Blog by John Baylor, originally posted by the Omaha World Herald.
I never thought I’d say this, but I wish students talked more.
I went back to teaching high school students in-person about a month ago, and I barely recognized them. Other teachers agree: students are subdued, quiet, withdrawn.
I wish they talked more.
Maybe it’s the masks. Maybe audible communication has finally been totally surpassed by the “peck-peck-peck” electronic version. But after teaching high school students for 25 years, I think there’s more to blame for these sudden changes in teenage demeanor than masks or phones. The full spectrum of COVID-19’s influence has subdued our students.
Relationships and purpose are essential to human happiness, and COVID-19’s impact has undermined both. All the uncertainty, the unprecedented disruptions and the health risks have been so unsettling to all of us.
Bad habits have taken hold, and it takes time for good ones to replace them. Five months of isolated, inactive living needs to be undone to restore students’ confidence and enthusiasm for the future.
Safe socializing and exercising are more critical than ever. Connecting with the adults who care for them is more critical than ever. We need to reassure our students and restore their enthusiasm, or opportunities may pass them by.
Here’s one example: Seniors should be attacking their classes and the ACT or SAT, taking either test at least twice this fall. Many seniors didn’t take the spring or summer ACTs, and many have pass/fail grades from last spring. Few were able to find internships last summer, and some have had their extracurricular activities disrupted. In the midst of cancellations and disruptions, solid grades this fall and a higher test score can really help.
None of this is fair, and all of this is unprecedented.
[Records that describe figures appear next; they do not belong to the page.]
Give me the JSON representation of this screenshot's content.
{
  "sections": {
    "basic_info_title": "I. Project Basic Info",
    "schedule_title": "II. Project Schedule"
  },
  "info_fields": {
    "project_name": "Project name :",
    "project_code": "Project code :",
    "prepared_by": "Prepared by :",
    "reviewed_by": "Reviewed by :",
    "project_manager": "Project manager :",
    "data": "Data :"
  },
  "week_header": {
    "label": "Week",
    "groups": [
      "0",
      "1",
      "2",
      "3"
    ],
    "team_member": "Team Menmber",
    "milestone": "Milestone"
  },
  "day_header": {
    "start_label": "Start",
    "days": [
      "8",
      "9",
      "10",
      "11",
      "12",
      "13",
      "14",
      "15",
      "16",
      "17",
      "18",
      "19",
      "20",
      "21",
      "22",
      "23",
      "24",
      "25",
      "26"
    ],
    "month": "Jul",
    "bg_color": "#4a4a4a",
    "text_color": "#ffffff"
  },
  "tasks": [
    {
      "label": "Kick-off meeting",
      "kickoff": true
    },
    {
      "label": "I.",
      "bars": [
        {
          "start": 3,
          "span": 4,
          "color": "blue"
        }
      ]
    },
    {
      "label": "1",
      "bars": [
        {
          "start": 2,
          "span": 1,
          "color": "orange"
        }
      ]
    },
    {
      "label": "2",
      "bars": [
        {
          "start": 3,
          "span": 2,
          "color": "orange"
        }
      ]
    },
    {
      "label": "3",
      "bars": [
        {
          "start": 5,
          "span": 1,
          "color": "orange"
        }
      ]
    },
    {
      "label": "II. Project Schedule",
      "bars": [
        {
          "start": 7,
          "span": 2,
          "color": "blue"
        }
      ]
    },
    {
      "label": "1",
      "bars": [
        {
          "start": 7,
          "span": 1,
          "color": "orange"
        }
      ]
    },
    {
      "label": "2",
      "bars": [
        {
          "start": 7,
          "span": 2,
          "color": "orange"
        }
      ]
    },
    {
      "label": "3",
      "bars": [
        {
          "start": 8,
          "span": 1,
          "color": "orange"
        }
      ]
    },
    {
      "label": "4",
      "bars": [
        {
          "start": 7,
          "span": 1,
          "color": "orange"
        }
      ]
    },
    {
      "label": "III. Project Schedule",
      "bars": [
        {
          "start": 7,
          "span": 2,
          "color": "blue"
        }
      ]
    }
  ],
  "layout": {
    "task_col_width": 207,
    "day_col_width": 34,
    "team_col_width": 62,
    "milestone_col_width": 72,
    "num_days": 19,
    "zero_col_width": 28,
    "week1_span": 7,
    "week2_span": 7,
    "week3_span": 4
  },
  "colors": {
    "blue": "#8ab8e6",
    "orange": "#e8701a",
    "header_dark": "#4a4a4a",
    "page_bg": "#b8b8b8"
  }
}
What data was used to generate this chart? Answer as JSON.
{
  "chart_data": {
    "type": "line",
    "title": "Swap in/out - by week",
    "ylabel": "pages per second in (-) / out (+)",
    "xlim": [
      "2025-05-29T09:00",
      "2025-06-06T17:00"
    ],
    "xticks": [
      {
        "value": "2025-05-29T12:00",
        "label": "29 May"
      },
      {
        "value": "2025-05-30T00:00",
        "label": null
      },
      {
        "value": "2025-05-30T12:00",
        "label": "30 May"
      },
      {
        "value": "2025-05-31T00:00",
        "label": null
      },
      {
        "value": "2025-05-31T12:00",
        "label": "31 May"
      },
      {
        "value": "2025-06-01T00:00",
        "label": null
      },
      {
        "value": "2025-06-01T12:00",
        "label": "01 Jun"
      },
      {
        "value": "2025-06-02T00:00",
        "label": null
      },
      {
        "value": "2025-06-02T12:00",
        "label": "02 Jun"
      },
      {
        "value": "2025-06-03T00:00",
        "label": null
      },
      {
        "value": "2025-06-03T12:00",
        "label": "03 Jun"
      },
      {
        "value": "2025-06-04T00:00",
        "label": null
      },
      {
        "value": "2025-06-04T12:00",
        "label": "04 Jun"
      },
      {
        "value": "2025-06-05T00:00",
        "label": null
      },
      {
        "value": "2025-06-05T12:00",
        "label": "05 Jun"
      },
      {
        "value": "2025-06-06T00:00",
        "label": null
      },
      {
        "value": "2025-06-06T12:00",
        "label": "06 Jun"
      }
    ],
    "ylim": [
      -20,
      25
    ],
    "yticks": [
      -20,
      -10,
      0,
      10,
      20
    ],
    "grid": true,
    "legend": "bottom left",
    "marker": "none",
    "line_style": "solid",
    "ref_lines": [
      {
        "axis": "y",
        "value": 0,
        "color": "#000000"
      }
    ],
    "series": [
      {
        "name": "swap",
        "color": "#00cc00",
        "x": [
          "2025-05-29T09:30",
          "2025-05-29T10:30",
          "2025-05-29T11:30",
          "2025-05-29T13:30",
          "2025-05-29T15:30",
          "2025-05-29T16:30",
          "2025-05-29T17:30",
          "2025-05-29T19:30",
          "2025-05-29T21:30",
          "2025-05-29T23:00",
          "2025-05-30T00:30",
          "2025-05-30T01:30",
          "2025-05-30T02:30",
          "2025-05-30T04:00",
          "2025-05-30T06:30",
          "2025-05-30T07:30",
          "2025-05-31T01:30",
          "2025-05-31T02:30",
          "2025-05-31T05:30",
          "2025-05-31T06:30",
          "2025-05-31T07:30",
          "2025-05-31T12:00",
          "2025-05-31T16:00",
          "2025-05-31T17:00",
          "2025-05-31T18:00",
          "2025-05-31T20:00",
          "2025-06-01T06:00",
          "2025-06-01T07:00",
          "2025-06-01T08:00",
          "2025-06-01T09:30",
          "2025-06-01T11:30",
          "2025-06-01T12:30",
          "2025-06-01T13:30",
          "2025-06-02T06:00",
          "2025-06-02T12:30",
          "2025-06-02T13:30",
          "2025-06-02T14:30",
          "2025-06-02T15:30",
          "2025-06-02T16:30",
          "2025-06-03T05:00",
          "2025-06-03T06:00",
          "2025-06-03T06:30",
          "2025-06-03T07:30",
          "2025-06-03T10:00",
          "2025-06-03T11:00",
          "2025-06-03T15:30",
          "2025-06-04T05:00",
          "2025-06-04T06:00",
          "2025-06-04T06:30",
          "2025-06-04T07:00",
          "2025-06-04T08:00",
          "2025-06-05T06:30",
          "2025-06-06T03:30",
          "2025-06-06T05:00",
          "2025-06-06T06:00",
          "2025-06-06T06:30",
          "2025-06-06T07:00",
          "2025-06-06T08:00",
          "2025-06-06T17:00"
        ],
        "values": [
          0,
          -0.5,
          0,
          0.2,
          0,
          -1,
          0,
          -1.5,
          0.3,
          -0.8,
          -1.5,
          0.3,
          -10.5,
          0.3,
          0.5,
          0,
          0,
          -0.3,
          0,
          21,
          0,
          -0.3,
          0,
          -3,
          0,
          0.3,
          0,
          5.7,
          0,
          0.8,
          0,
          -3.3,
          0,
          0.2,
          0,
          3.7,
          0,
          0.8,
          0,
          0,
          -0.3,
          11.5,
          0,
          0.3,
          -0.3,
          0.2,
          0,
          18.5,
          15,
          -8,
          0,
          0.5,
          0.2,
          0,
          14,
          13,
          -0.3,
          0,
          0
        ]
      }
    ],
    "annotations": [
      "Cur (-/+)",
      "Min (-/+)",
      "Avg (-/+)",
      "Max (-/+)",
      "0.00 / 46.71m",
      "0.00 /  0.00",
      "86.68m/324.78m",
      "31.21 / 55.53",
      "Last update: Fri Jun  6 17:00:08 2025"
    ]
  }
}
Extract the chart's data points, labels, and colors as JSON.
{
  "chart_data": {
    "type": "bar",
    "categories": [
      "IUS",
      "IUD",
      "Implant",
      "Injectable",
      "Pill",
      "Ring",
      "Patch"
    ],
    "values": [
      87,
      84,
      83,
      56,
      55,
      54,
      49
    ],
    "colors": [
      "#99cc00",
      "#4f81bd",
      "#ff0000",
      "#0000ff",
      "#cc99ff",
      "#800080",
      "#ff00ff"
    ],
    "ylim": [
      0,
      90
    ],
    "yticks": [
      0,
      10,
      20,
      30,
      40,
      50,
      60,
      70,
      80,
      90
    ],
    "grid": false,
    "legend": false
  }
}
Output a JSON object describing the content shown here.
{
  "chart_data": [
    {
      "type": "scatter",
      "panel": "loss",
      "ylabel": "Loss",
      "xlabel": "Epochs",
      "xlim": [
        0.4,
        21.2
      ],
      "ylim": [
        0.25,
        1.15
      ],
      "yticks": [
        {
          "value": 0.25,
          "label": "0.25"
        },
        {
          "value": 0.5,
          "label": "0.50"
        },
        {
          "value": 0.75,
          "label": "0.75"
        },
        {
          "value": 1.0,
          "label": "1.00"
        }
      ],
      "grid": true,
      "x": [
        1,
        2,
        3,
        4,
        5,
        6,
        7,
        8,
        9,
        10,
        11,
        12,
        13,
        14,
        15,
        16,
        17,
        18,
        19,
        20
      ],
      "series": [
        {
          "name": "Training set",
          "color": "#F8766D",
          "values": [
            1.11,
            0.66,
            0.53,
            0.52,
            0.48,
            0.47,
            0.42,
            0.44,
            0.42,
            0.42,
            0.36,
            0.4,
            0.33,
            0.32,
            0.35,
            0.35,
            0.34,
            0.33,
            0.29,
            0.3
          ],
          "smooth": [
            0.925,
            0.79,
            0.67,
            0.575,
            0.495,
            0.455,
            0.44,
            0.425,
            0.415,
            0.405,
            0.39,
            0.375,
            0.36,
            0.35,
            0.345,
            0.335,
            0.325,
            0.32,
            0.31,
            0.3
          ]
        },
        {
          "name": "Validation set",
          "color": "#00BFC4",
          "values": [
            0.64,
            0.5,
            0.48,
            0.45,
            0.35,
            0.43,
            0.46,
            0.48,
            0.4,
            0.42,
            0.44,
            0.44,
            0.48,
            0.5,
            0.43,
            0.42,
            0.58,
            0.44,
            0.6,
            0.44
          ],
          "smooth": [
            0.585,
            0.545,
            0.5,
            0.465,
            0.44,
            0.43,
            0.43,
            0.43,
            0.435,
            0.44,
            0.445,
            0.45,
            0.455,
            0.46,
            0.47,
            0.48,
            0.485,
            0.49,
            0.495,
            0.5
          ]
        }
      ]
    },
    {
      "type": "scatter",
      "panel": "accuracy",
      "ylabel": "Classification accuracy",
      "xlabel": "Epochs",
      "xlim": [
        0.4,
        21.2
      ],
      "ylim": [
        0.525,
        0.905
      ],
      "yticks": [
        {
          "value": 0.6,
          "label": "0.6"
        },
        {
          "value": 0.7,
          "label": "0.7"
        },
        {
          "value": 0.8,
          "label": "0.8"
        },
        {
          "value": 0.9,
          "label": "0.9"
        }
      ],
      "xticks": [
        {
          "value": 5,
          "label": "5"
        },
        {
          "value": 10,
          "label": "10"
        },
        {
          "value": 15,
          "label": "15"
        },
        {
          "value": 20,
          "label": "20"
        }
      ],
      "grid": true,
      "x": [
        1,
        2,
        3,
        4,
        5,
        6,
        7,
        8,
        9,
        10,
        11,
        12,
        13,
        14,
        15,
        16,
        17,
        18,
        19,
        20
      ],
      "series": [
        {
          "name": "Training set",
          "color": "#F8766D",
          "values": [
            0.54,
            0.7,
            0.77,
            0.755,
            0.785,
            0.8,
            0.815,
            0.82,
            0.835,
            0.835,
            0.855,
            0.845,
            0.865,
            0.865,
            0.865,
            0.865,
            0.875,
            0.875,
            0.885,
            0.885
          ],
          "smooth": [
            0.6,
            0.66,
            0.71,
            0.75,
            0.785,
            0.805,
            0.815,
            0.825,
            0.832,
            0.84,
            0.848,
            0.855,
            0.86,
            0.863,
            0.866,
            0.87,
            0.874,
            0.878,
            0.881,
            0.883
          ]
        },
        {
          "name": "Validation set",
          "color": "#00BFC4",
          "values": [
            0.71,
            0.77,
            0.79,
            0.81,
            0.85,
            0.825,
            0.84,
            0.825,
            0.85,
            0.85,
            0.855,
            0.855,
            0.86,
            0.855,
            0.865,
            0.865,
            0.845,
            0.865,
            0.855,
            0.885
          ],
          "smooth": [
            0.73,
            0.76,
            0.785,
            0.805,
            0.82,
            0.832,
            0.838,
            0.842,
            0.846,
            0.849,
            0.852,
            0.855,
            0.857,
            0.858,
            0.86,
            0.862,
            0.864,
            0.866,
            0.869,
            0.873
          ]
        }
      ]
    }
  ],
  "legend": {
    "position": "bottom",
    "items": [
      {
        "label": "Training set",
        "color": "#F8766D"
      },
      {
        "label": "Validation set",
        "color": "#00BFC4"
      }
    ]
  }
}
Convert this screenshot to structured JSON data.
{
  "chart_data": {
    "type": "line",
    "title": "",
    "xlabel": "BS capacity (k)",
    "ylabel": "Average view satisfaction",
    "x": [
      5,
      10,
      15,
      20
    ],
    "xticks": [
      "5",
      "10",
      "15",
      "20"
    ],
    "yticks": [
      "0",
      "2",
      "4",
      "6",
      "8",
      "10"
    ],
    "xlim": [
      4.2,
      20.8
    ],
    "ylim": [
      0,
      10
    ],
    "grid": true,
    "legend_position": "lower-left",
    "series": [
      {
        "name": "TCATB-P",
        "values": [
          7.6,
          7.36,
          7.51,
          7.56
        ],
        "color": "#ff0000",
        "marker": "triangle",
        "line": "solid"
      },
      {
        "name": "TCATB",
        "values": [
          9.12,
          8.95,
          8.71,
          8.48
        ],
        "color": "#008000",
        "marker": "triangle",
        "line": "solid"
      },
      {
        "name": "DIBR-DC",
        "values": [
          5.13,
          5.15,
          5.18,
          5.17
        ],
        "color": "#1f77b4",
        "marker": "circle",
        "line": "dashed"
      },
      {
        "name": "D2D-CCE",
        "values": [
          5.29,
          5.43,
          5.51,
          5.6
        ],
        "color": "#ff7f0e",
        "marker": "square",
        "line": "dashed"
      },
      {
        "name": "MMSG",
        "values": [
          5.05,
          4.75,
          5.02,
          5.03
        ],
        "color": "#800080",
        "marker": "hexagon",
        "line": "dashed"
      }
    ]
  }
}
But colleges have only finite amounts of merit-based and need-based aid, and they like to see huge GPAs, or solid GPAs and solid scores.
Schools are also looking for resilience. Only self-drive is needed: Many seniors get to take the in-school ACTs for free. And now students receiving free-and-reduced lunch qualify for four more free ACT tests.
There’s little more than three months until January, a time for seniors to enhance their GPAs, test scores, extracurricular skills and their options post-high school. Seniors should be on the attack.
The stakes are higher now as well for sophomores and juniors. Their spring grades may be given less weight and this year’s given more.
I don’t blame our young people for feeling down. The uncertainties of this time are difficult to ignore and hard to process. But time advances, along with students’ near-term future. Let’s work together to restore their enthusiasm.
Let’s thank, support and celebrate the brave teachers who are working so hard to reach these kids in front of them, as well as those on screens learning at home.
Let’s connect meaningfully with our children each day. Let’s minimize our own screen time — and theirs. Relationships and purpose are needed now more than ever.
I can’t wait until our high school students are talking more — a sign that they’re finding their footing and getting after their goals.